Third, we think there are innovations to be made on taking the stance of modularity to a further extreme. In principle, one can compose not only localized message passing updates but compose localized inference algorithms of any choice—whether it be exact inference, Monte Carlo, or variational methods. This modularity will enable new experimentation with inference hybrids and can bridge the gap among inference methods.

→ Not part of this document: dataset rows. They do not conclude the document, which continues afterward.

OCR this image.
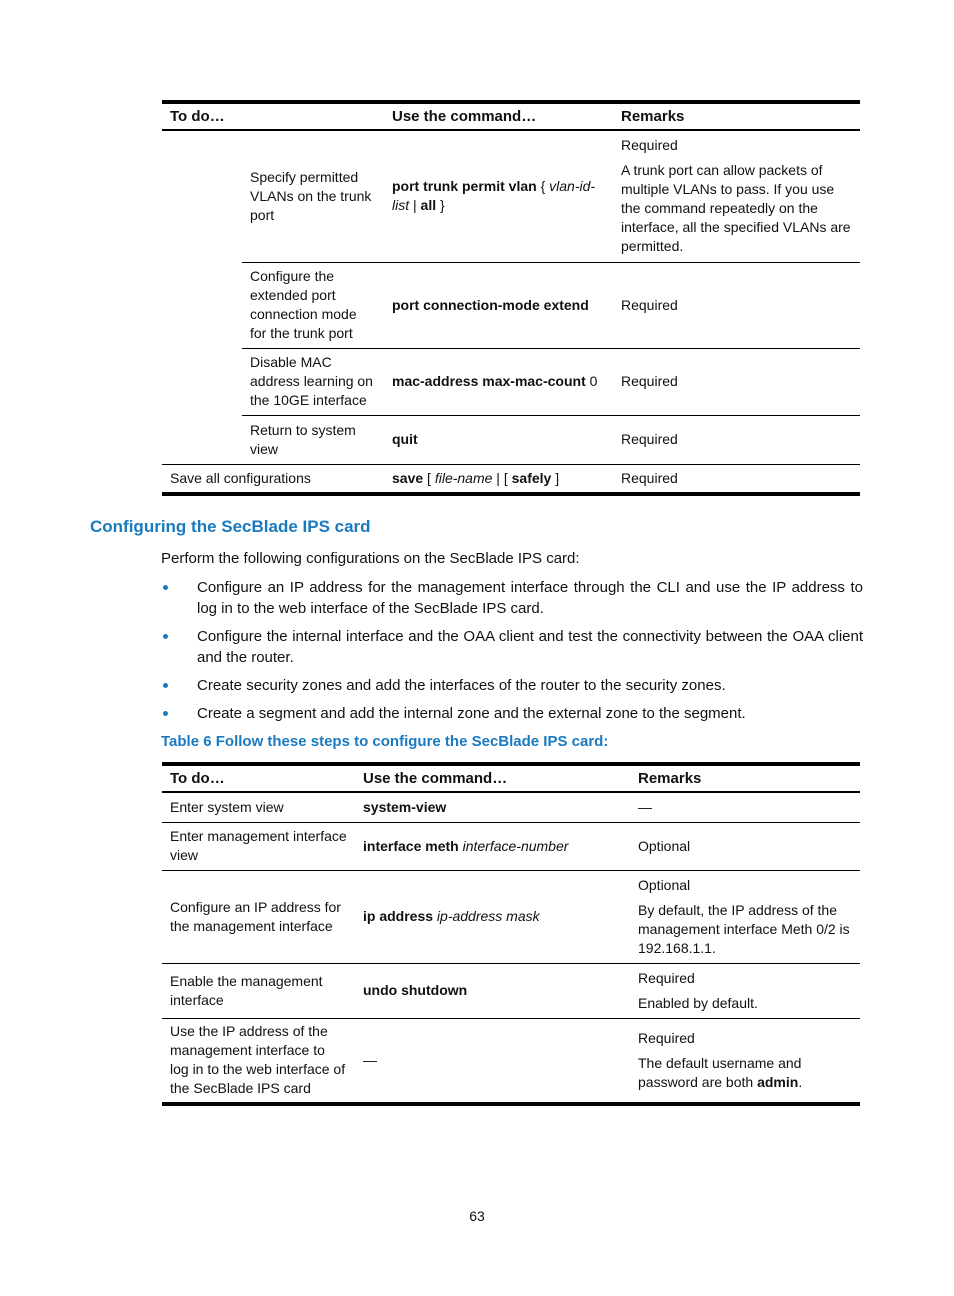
To do…		Use the command…	Remarks
	Specify permitted VLANs on the trunk port	port trunk permit vlan { vlan-id-list | all }	Required

A trunk port can allow packets of multiple VLANs to pass. If you use the command repeatedly on the interface, all the specified VLANs are permitted.

	Configure the extended port connection mode for the trunk port	port connection-mode extend	Required
	Disable MAC address learning on the 10GE interface	mac-address max-mac-count 0	Required
	Return to system view	quit	Required
Save all configurations		save [ file-name | [ safely ]	Required
Configuring the SecBlade IPS card
Perform the following configurations on the SecBlade IPS card:
Configure an IP address for the management interface through the CLI and use the IP address to log in to the web interface of the SecBlade IPS card.
Configure the internal interface and the OAA client and test the connectivity between the OAA client and the router.
Create security zones and add the interfaces of the router to the security zones.
Create a segment and add the internal zone and the external zone to the segment.
Table 6 Follow these steps to configure the SecBlade IPS card:
To do…	Use the command…	Remarks
Enter system view	system-view	—
Enter management interface view	interface meth interface-number	Optional
Configure an IP address for the management interface	ip address ip-address mask	Optional

By default, the IP address of the management interface Meth 0/2 is 192.168.1.1.

Enable the management interface	undo shutdown	Required

Enabled by default.

Use the IP address of the management interface to log in to the web interface of the SecBlade IPS card	—	Required

The default username and password are both admin.

63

Finally, while we discuss mp in the context of automation, fully automatic algorithms are not possible. Associated to all inference are statistical and computational tradeoffs (Jordan, 2013). Thus we need algorithms along the frontier, where a user can explicitly define a computational budget and employ an algorithm achieving the best statistical properties within that budget; or conversely, define desired statistical properties and employ the fastest algorithm to achieve them. We think ideas in mp will also help in developing some of these algorithms.

References

Carpenter, B., Gelman, A., Hoffman, M. D., Lee, D., Goodrich, B., Betancourt, M., … Riddell, A. (2016). Stan: A probabilistic programming language. Journal of Statistical Software.
Diaconis, P., & Ylvisaker, D. (1979). Conjugate Priors for Exponential Families. The Annals of Statistics, 7(2), 269–281.

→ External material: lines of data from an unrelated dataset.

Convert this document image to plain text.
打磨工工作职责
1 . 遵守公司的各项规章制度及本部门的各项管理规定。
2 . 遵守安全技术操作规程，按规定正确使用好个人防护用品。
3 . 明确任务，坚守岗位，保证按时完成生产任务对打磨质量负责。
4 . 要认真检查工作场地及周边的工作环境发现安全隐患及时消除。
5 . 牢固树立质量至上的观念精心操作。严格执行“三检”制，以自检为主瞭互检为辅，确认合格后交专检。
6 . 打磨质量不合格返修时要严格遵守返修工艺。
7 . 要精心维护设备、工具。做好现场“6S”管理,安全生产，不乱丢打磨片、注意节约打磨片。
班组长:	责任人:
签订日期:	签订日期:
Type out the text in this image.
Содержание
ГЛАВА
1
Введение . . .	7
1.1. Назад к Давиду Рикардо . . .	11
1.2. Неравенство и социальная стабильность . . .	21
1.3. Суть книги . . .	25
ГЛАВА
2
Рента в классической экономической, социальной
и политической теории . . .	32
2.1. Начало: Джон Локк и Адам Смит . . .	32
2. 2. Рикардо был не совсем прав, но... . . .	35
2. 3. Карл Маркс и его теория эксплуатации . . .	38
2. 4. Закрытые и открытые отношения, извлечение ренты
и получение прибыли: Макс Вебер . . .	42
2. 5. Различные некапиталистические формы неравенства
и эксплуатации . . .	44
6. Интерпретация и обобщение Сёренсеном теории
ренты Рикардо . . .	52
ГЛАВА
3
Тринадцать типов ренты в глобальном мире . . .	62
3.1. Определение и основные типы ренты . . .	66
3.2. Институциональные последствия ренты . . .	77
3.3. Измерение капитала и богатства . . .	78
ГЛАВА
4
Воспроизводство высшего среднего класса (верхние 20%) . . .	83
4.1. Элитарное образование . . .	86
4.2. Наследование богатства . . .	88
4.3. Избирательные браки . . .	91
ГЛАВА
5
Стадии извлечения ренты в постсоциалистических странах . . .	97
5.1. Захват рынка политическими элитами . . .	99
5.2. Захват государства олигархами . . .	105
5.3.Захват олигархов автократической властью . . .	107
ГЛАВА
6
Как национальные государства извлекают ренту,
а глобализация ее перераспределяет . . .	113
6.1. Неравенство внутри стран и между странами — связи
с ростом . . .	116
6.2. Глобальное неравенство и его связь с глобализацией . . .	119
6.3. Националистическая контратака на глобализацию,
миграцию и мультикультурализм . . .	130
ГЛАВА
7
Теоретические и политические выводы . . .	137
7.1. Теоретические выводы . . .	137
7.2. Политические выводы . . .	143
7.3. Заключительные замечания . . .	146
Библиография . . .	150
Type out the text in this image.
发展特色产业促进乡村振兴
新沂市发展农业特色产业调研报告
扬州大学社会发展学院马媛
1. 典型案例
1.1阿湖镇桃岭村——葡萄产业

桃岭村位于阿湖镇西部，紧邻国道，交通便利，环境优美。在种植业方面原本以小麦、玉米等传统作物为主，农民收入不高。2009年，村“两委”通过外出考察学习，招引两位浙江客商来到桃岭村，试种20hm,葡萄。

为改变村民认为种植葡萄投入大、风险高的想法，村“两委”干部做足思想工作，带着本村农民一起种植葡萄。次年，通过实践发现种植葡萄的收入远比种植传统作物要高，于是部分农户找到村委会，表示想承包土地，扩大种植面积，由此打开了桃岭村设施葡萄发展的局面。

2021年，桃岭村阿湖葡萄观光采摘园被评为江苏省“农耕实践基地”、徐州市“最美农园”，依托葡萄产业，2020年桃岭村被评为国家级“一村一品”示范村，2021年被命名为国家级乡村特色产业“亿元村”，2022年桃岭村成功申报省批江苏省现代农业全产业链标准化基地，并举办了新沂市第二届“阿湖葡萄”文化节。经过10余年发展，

Gelman, A., Vehtari, A., Jylänki, P., Robert, C., Chopin, N., & Cunningham, J. P. (2014). Expectation propagation as a way of life. ArXiv Preprint ArXiv:1412.4869.

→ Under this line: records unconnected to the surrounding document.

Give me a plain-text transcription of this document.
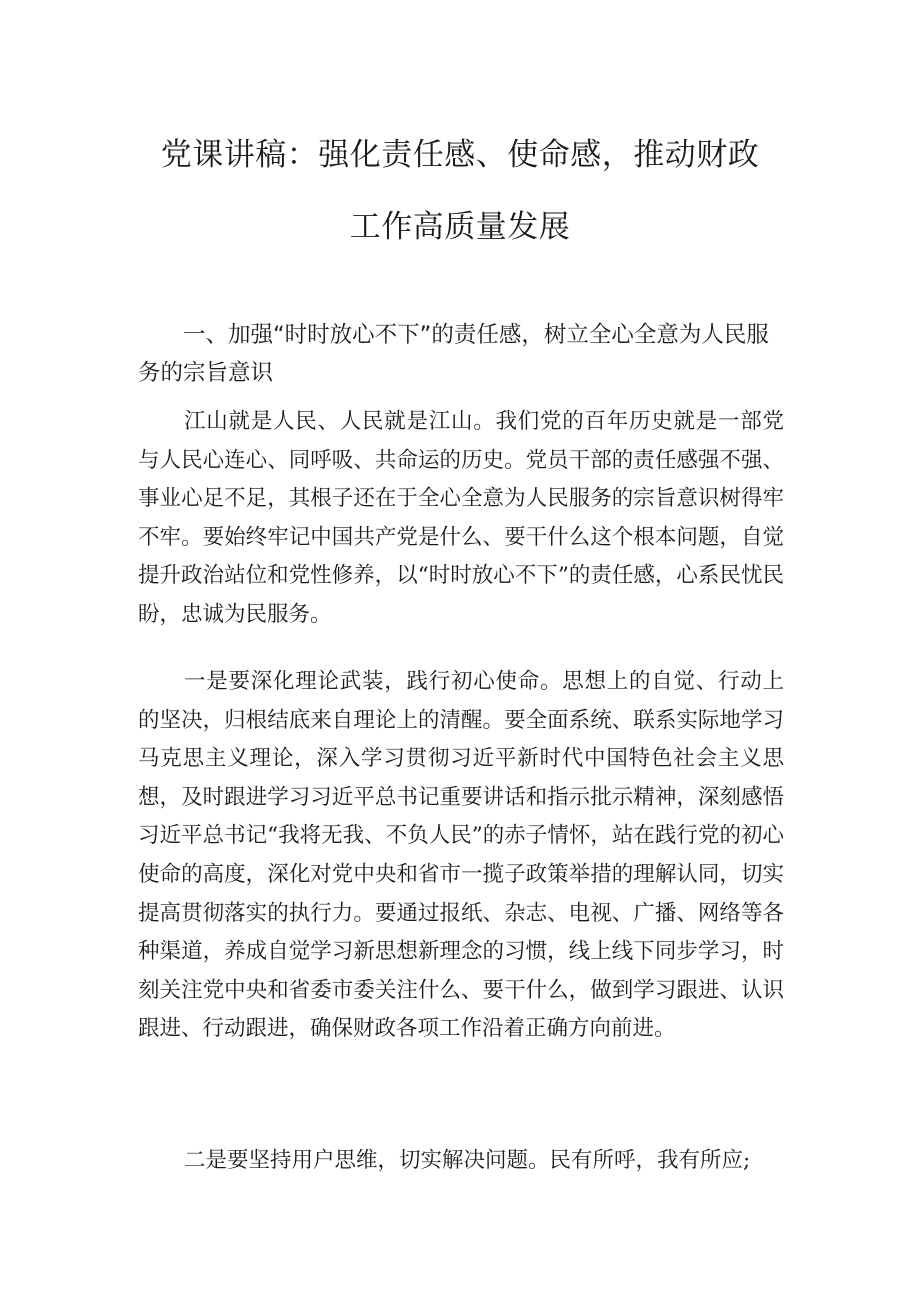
党课讲稿：强化责任感、使命感，推动财政
工作高质量发展
一、加强“时时放心不下”的责任感，树立全心全意为人民服务的宗旨意识

江山就是人民、人民就是江山。我们党的百年历史就是一部党与人民心连心、同呼吸、共命运的历史。党员干部的责任感强不强、事业心足不足，其根子还在于全心全意为人民服务的宗旨意识树得牢不牢。要始终牢记中国共产党是什么、要干什么这个根本问题，自觉提升政治站位和党性修养，以“时时放心不下”的责任感，心系民忧民盼，忠诚为民服务。

一是要深化理论武装，践行初心使命。思想上的自觉、行动上的坚决，归根结底来自理论上的清醒。要全面系统、联系实际地学习马克思主义理论，深入学习贯彻习近平新时代中国特色社会主义思想，及时跟进学习习近平总书记重要讲话和指示批示精神，深刻感悟习近平总书记“我将无我、不负人民”的赤子情怀，站在践行党的初心使命的高度，深化对党中央和省市一揽子政策举措的理解认同，切实提高贯彻落实的执行力。要通过报纸、杂志、电视、广播、网络等各种渠道，养成自觉学习新思想新理念的习惯，线上线下同步学习，时刻关注党中央和省委市委关注什么、要干什么，做到学习跟进、认识跟进、行动跟进，确保财政各项工作沿着正确方向前进。

二是要坚持用户思维，切实解决问题。民有所呼，我有所应;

Hoffman, M. D., Blei, D. M., Wang, C., & Paisley, J. (2013). Stochastic Variational Inference. Journal of Machine Learning Research, 14, 1303–1347.
Hoffman, M. D., & Gelman, A. (2014). The no-U-turn sampler: adaptively setting path lengths in Hamiltonian Monte Carlo. Journal of Machine Learning Research, 15, 1593–1623.
Huang, Z., & Gelman, A. (2005). Sampling for Bayesian Computation with Large Datasets. SSRN Electronic Journal.
Jordan, M. I. (2013). On statistics, computation and scalability. Bernoulli, 19(4), 1378–1390.
Kucukelbir, A., Tran, D., Ranganath, R., Gelman, A., & Blei, D. M. (2016). Automatic Differentiation Variational Inference. ArXiv Preprint ArXiv:1603.00788.
Tran, D., Gelman, A., & Vehtari, A. (2016). Gradient-based marginal optimization. Technical Report.
Wand, M. P. (2016). Fast Approximate Inference for Arbitrarily Large Semiparametric Regression Models via Message Passing. ArXiv Preprint ArXiv:1602.07412.
Wang, X., & Dunson, D. B. (2013). Parallelizing MCMC via Weierstrass sampler. ArXiv Preprint ArXiv:1312.4605.